When you send an email with the headers above, Marketo signs the email using the DKIM key for marketo-dkim-demo.com
(since it’s marked Verified).[2]
The recipient’s anti-spam layer validates the DKIM signature. It also fetches your DMARC record, which says “Every email using From: user@marketo-dkim-demo.com must be DKIM-signed by marketo-dkim-demo.com
, or else it isn’t legit and should be rejected.”[3]
No problem! Both DKIM and DMARC pass.[4] To the degree DKIM and DMARC affect deliverability, you’re in good shape:
To shakier ground
Now say you switch to using marketing.marketo-dkim-demo.com
, without changing any other part of your config:[5]
Marketo won’t stop you from using the subdomain, but now DMARC will fail, brutally dinging your deliverability:
Why does this happen even though you don’t have a DMARC record at _dmarc.marketing.marketo-dkim-demo.com
?
Because the subdomain has an implicit DMARC policy.
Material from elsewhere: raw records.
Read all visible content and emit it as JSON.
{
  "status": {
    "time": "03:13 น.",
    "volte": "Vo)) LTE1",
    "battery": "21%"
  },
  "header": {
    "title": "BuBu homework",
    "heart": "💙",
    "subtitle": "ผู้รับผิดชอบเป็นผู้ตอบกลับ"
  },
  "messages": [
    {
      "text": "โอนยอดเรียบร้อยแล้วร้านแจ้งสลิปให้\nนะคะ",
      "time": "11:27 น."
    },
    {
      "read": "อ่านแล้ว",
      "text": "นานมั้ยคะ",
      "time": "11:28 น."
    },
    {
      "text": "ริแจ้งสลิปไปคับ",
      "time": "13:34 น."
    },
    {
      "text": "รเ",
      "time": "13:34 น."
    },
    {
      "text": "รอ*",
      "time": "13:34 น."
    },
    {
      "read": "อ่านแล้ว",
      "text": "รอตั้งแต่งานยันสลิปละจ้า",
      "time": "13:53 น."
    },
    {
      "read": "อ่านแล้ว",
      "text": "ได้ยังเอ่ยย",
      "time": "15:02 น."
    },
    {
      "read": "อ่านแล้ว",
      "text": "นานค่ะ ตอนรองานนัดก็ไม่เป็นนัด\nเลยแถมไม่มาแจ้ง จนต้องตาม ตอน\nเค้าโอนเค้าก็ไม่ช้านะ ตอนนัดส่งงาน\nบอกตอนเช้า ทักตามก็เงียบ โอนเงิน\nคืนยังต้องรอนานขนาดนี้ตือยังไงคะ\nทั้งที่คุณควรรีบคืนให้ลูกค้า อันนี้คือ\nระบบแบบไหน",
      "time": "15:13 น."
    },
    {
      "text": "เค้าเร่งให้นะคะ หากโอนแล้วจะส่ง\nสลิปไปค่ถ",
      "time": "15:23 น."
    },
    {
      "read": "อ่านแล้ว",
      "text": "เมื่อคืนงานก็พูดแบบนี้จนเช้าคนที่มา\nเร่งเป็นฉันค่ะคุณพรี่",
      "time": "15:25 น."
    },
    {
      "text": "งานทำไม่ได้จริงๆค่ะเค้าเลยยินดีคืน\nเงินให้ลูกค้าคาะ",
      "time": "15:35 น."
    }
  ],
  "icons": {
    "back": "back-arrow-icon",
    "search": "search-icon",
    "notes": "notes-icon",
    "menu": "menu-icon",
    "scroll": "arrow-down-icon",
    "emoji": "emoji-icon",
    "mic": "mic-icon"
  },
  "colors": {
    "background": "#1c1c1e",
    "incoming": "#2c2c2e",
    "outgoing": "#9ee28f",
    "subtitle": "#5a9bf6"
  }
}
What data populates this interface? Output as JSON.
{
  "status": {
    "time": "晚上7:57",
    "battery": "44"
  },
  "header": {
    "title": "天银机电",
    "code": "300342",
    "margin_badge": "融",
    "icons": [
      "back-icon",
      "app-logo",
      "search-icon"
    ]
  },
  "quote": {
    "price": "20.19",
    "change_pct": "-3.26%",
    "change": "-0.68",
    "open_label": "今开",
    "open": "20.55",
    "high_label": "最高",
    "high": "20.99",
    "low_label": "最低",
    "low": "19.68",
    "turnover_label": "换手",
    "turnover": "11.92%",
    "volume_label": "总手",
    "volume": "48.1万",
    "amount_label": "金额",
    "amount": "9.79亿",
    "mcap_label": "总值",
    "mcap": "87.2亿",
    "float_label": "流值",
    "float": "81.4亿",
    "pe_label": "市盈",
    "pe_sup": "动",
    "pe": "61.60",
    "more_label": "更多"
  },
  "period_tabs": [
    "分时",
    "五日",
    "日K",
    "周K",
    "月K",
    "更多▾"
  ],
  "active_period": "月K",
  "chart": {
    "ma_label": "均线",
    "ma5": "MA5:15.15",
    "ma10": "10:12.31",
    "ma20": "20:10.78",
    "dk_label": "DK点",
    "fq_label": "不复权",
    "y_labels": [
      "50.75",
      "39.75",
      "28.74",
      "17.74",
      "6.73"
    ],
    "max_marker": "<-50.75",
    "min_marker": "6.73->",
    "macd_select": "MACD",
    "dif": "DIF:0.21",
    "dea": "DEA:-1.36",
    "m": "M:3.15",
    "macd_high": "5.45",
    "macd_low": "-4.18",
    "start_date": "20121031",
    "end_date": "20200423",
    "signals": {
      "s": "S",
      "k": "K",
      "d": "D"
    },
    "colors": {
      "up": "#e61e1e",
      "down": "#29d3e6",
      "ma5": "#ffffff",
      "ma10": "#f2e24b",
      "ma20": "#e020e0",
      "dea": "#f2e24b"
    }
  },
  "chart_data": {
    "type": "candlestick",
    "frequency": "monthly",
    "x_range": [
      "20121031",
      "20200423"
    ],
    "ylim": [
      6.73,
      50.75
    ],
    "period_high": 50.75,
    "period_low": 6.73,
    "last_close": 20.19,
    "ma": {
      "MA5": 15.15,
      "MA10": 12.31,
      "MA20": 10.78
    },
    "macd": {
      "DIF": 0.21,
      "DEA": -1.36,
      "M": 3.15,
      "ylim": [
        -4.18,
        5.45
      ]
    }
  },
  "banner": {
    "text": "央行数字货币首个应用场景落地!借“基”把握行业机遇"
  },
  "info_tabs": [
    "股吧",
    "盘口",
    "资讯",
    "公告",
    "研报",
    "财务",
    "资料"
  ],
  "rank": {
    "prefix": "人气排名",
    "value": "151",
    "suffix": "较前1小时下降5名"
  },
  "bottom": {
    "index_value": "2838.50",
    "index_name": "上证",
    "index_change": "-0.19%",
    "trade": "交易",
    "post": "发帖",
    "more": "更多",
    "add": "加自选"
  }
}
Remember that you have a DMARC record at the parent:
"v=DMARC1; p=reject;"
This record doesn’t literally include the sp
directive. But the DMARC spec says to use the p
policy as the sp
policy if it’s missing. So your record is processed as if it’s:
"v=DMARC1; p=reject; sp=reject"
sp=reject
means any subdomain of marketo-dkim-demo.com
comes down as hard as the parent. Therefore an unsigned email is a DMARC fail, just as it would be at the parent.
Proper fix vs. quick fix
The right thing to do: add the DKIM TXT record m1._domainkey.marketing.marketo-dkim-demo.com
using the public key provided in Admin » Email.
If for some reason you can’t create that DKIM record immediately, but you can change the existing DMARC record for _dmarc.marketo-dkim-demo.com
, add a temporary, explicit sp=none
for now:
"v=DMARC1; p=reject; sp=none"
Alternately, create a DMARC record for the subdomain at _dmarc.marketing.marketo-dkim-demo.com
(though it’s hard to imagine why you could create one TXT record subtype but not another):
"v=DMARC1; p=none"
Credits
Screenshots are from the interactive tester at Learn DMARC, which is accurate and pretty to look at — though it does leave stuff out, like [2] below.
Notes
[1] The DMARC record is even in relaxed mode — meaning SPF or DKIM alignment is theoretically easier to accomplish — yet that doesn’t help.
[2] Yes, it also signs with the builtin key for mktomail.com
. That second signature isn’t relevant today, but if I left it out someone might call me on it!
[3] The assumption I make is you have a standard shared Marketo instance, without the custom branded envelope sender add-on. In this case, you can’t possibly pass SPF for marketo-dkim-demo.com
. So by extension, you must pass DKIM or DMARC will fail.
[4] Again, the SPF check will pass in general. But it won’t pass for marketo-dkim-demo.com
, it’ll pass for Marketo’s internal something.mktomail.com
domain. Which is fine and good, but won’t help you pass DMARC.
[5] That is, you don’t add the new domain in Admin » Email. Though if you add it but don’t verify DKIM, the outcome is the same.